Smithsonian American Art Museum
8th and G Streets, NW
Washington, DC

Sightlines: Chinatown and Beyond highlights the imprint of Asian Americans on the physical and cultural terrain of Washington, D.C.

Presented by the Smithsonian Asian Pacific American Center, the exhibition is on view at the Smithsonian American Art Museum and installed in a gallery overlooking G Street NW in D.C.’s historical Chinatown neighborhood. The Sightlines exhibition provides glimpses into the complexity and depth of Asian American connections to the city. The featured stories highlight examples of cultural production that interpret elements of Chinese, Korean, and Javanese heritage or express coalitional Asian American and BIPOC identities. These are presented in displays of artwork, material culture, images, and other graphic material drawn from Smithsonian collections as well as shared by local lenders, including community members and repositories such as the D.C. History Center and the Moorland-Spingarn Research Center at Howard University.

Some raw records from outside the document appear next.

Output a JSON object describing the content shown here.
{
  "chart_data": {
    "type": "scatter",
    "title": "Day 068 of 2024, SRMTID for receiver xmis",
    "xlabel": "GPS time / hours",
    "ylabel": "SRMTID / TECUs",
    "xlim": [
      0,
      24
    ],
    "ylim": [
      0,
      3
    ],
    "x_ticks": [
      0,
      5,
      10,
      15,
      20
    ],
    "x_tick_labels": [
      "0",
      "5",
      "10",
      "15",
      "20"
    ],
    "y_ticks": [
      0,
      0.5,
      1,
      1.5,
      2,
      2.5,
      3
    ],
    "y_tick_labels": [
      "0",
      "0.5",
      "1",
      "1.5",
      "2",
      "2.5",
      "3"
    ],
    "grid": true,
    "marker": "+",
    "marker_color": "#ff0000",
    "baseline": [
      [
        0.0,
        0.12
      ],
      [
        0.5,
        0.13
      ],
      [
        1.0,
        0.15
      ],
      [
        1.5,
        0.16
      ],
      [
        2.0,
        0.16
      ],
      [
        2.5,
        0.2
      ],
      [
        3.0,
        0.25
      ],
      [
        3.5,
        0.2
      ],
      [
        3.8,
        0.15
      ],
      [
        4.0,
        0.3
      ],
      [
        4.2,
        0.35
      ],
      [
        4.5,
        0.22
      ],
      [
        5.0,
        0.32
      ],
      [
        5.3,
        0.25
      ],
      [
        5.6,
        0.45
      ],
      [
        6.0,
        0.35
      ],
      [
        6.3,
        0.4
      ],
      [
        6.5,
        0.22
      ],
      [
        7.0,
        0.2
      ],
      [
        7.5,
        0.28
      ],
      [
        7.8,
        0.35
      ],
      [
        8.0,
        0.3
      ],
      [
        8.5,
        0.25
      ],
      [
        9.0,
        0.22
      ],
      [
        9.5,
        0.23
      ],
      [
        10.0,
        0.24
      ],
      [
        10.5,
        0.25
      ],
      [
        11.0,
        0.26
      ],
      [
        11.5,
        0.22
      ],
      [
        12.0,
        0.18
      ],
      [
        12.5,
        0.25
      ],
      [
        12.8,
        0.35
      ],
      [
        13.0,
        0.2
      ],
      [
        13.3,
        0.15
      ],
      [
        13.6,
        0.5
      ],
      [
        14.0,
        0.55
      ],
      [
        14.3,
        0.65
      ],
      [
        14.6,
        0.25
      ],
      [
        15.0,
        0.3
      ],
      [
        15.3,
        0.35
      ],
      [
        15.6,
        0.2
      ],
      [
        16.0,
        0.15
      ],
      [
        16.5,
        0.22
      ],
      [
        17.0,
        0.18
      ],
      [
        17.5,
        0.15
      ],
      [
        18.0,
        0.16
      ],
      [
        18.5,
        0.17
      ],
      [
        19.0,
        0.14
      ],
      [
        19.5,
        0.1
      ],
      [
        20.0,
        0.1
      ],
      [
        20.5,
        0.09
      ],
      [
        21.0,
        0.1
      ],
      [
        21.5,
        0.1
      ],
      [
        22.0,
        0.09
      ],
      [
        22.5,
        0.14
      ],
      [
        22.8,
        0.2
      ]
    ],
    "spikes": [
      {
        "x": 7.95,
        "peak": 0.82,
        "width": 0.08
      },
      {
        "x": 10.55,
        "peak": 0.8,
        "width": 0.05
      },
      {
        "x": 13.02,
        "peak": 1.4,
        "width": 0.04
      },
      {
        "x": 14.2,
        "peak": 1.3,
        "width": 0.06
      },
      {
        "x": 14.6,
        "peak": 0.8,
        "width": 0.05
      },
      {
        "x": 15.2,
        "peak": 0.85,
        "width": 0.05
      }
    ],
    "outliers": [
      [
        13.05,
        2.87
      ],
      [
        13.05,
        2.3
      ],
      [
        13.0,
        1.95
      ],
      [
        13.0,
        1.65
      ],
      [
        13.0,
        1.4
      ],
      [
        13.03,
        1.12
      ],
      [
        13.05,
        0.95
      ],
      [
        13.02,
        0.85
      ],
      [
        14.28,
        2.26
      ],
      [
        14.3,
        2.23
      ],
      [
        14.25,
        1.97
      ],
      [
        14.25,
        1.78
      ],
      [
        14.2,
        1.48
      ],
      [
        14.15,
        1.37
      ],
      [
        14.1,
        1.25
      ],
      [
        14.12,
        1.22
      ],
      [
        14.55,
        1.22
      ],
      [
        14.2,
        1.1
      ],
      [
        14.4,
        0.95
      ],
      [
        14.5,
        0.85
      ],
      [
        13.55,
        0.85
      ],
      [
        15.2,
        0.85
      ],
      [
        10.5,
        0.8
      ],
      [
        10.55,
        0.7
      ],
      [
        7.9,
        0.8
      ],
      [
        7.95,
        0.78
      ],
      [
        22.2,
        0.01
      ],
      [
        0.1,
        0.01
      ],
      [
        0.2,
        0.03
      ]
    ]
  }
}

Three works of art anchor the exhibition and are positioned at the center of the gallery. Each corresponds to a location in Chinatown, which is indicated on a floor map. These pieces guide visitors to the surrounding walls to explore the broader exhibition themes of Making Place, Transforming Tradition, and Visualizing Identity. The anchor objects underscore interconnected stories, inviting visitors to see D.C. differently and, in the process, gain new insights into the contributions of Asian Americans to the nation’s capital.